Le 5 janvier 2017 a démarré une vague d’abattage de canards élevés en plein air et se prolongera jusqu’au 20. L’objectif de ces opérations, menées par les autorités françaises consiste à endiguer la propagation du virus H5N8[1] dont on a détecté plusieurs foyers dans le Sud-Ouest.
Cette nouvelle a évidemment été accueillie avec colère par les éleveurs dont la production ne cesse de diminuer depuis 2016 et des pertes de l’ordre de 80 millions d’euros sont à prévoir.

Comment en sommes-nous arrivés là ? La façon dont on produit les aliments a subi une grande transformation depuis quelques décénies. Après les nombreuses privations qui furent occasionnées par la Seconde Guerre Mondiale, l’émergence d’une logistique de masse est venue remplacer l’agriculture et l’élevage traditionnel afin de nourrir le plus grand nombre de personnes à un coût toujours plus réduit.

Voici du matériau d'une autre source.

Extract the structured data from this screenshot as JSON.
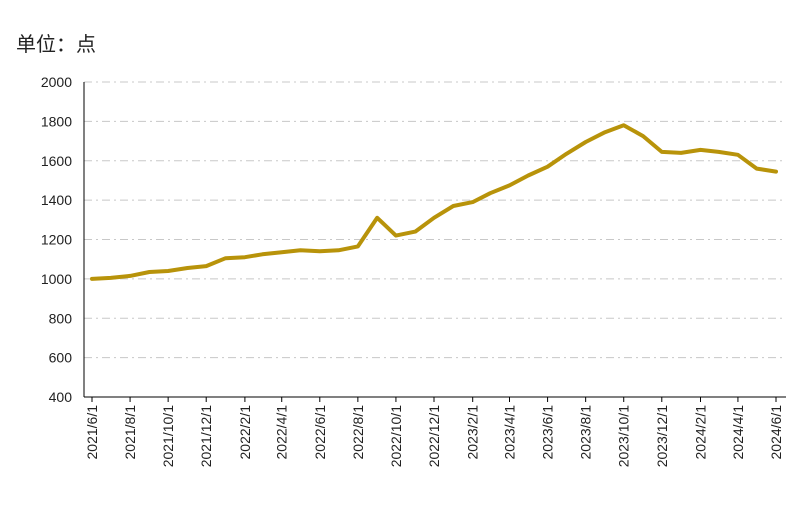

Ce changement n’est pas sans conséquences. L’élevage industriel est un secteur qui pollue considérablement en augmentant d’une part la raréfaction des ressources naturelles et en les contaminant de déchets et de produits chimiques.
L’industrialisation de la filière a également entrainé une augmentation des émissions de gaz à effet de serre (14,5% des émissions totales selon l’Organisation Mondiale pour l’Alimentation et l’Agriculture (FAO)[2]) et une dégradation[3] des sols et des eaux provoquée par les déjection des animaux qui contiennent des antibiotiques et des bactéries.
Cloisonnés dans des enclos ridiculements petits ou parqués à plusieurs dans des hangars, les animaux sont considérés comme de vulgaires objets. Pour contrer l’affaiblissement de leurs défenses imunitaires, ils sont gavés d’antibiotiques rendant les bactéries chaque fois plus résistantes.
Ainsi, l’hyperproductivité conduit à la formation d’animaux malades[4], aux conditions de vie insoutenables qui développent des malformations cardivasculaires et/ou pulmonaires. Au-delà de la question qui concerne la souffrance animale, la viande qui est y est produite perd également de son intérêt nutritionnel.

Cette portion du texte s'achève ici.